New Health Initiatives in the Near Westside
The majority of people who call the Near Westside home live below the poverty line and lack the means others have to put their health first. That's why groups have long worked to support them and thanks to a recent grant, more will be done. Our Elizabeth Jeneault shows us what kind of help organizations are gearing up to give.
SYRACUSE, N.Y. -- Experts have named large portions of the Near Westside food deserts. That means many residents don't have the money to buy healthy foods and can't easily get to a grocery store.
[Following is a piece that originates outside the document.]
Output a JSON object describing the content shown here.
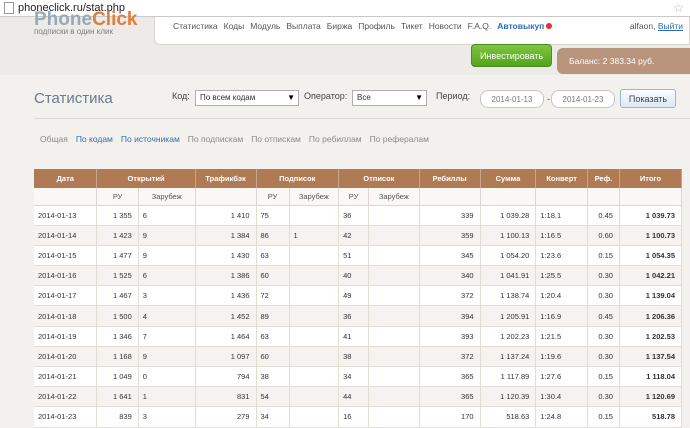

That's why Syracuse University's Lerner Center for Public Health Promotion is working with groups to try to turn the Nojaim Brothers Supermarket into an oasis.
"We have had conversations with residents in the past about what nutrition means to them and it's really about price and how they can get the most for their money and how they can feed their family in a way that's sustainable," said Rebecca Bostwick, program director of the center.
Dollars from the recently awarded New York State Health Foundation grant will go towards teaching residents how to cook healthy on a budget.
"I think it's really important and this collaboration is critical to doing that," said Paul Nojaim, who owns the supermarket. "We don't have the capacity as a grocery store to help our customers change and we need all of these folks to help us implement that."
The supermarket and others realize that you can't force anyone to change their eating habits. That's why a nutritional value scoring system will soon be rolled out to try to urge them to do so.
"The higher the score, the better for you it is and then ultimately we want to tie that to a rewards card and reward you to choose a better, healthier choice," said Nojaim.
Apart from urging residents to eat right, groups are also working to spur their activity level. That's why some dollars will go towards changing Skiddy Park.